Une heure plus tard, en effet, il eut envie de se reposer ; à ce désir de paresse il ne songea pas à résister. Il avisa un large trou d’obus et s’installa sur la mousse, s’endormit aussitôt. Il était comme le soldat mort au fond du val où toute la lumière pleut, une lumière verte tamisée par les grands arbres. Dans son sommeil, il perçut que le monde était en train de changer. A en croire son rêve, le monde était devenu d’un vert intense, hostile, suffocant, comme si du ciel un énorme projecteur déversait une lumière chimique, d’un vert qui ne se rencontre jamais dans la réalité. Il pensa aussitôt à un vaisseau extra-terrestre. Il pensa : Il vient de décoller du trou où je suis, où je suis en train de rêver. Aussitôt après il se réveilla. Mais lorsqu’il ouvrit les yeux, la lumière était comme elle avait toujours été, et le trou, un trou d’obus comme dans cette forêt il y en avait des dizaines d’autres, des trous semblables où il aurait pu tous les jours de la semaine s’endormir pour oublier un instant qu’il se faisait toujours chier.

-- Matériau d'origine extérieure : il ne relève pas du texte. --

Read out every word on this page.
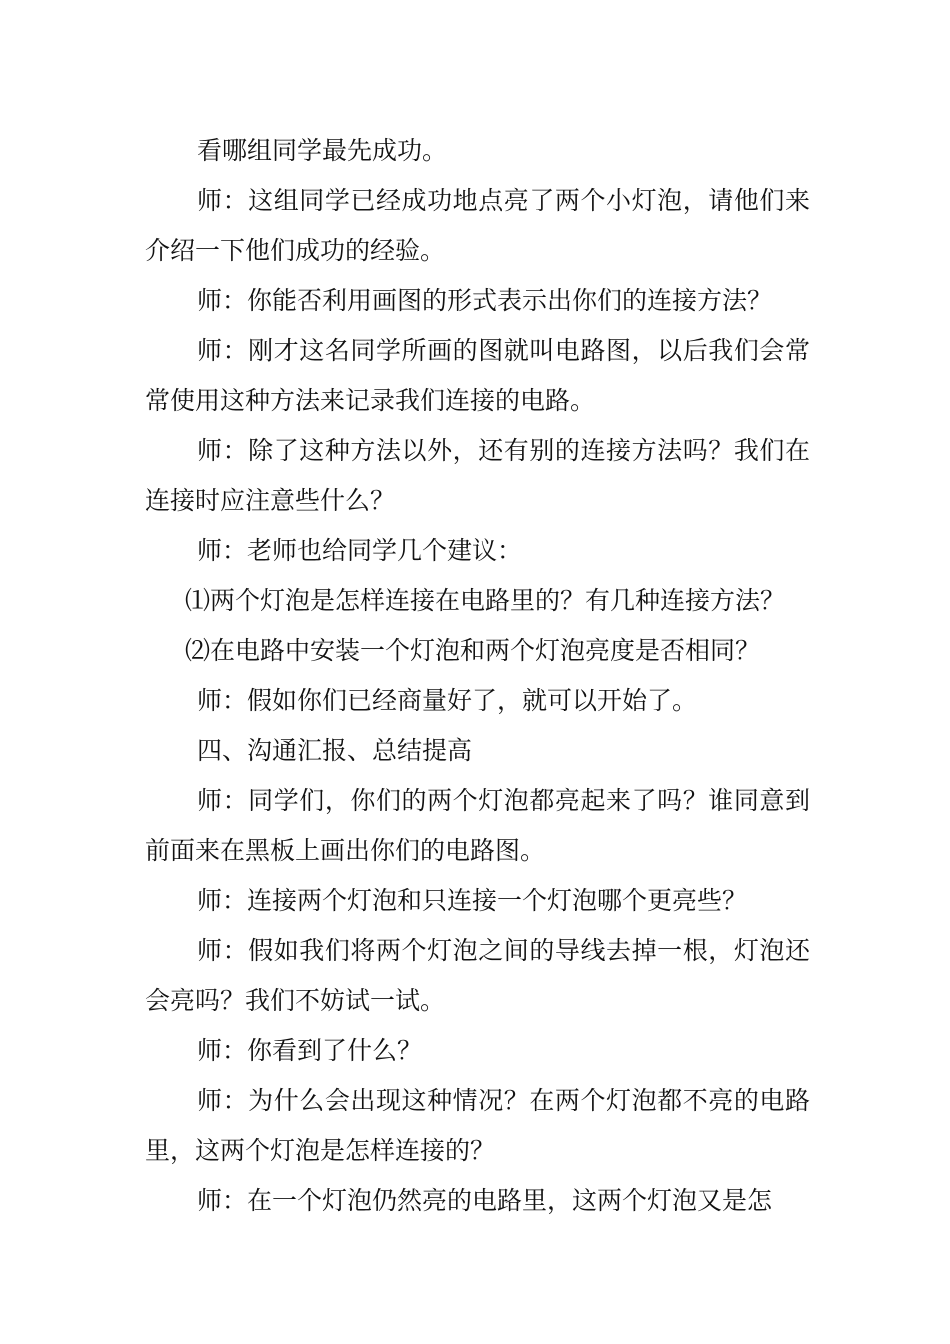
看哪组同学最先成功。

师：这组同学已经成功地点亮了两个小灯泡，请他们来介绍一下他们成功的经验。

师：你能否利用画图的形式表示出你们的连接方法？

师：刚才这名同学所画的图就叫电路图，以后我们会常常使用这种方法来记录我们连接的电路。

师：除了这种方法以外，还有别的连接方法吗？我们在连接时应注意些什么？

师：老师也给同学几个建议：

⑴两个灯泡是怎样连接在电路里的？有几种连接方法？

⑵在电路中安装一个灯泡和两个灯泡亮度是否相同？

师：假如你们已经商量好了，就可以开始了。

四、沟通汇报、总结提高

师：同学们，你们的两个灯泡都亮起来了吗？谁同意到前面来在黑板上画出你们的电路图。

师：连接两个灯泡和只连接一个灯泡哪个更亮些？

师：假如我们将两个灯泡之间的导线去掉一根，灯泡还会亮吗？我们不妨试一试。

师：你看到了什么？

师：为什么会出现这种情况？在两个灯泡都不亮的电路里，这两个灯泡是怎样连接的？

师：在一个灯泡仍然亮的电路里，这两个灯泡又是怎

Le sommeil n’avait rien réparé. Il était assis, dos cassé, bras ballants, les poignets mous ramenés vers son ventre, les cheveux ébouriffés. Une heure plus tard il était encore assis, en adorateur de la paresse. Dans sa tête des désirs et des projets avaient passé qu’il n’avait pas eu le courage de suivre. Il n’en avait rien à foutre. Ce n’est que parce qu’il avait mal au cul que maintenant il avait envie de décoller. En se levant, il réalisa qu’une odeur étrangère s’était infiltrée dans l’air, apportée sans doute par le souffle du vaisseau, se dit-il en ricanant. L’odeur était l’odeur même de l’été, d’autant que la chaleur semblait l’accompagner. Il fit bientôt si chaud en effet que brusquement il enleva son T-shirt. Ce fut comme un geste de résolution. Il quitta le trou et reprit sa marche hasardeuse, portant le T-shirt au bout de son bras que de temps en temps il levait pour montrer au ciel l’étendard de sa paresse. Il ne marcha pas longtemps. Au bout d’à peine cinq minutes les arbres s’écartèrent et il entrevit une bête, un cheval qui se retourna, qui le regarda, qui ne broncha pas. L’ennui aussitôt dégagea de là, et il serait difficile d’écrire, de décrire ce qui aussitôt se profila dans la tête du garçon qui n’en revenait pas.

La Hêtraie | III

 

Depuis peu il était attiré par une fille à laquelle il pensait sans répit. Tous les jours et toutes les nuits il était travaillé par des pensées obscènes qui glissaient en lui de telle façon que son corps ne pouvait qu’en suivre la pente. Il se sentait si faible qu’il avait souvent l’impression de chanceler; parfois il croyait même qu’il était sur le point de chavirer. La tentation était grande. Il voulait absolument baiser, mais lorsqu’il se trouvait face à la fille, immanquablement ses forces lui manquaient. Tous les jours et toutes les nuits il restait avec son désir tout entier. Lorsqu’il entra dans la forêt, il ne pensait qu’à se soulager.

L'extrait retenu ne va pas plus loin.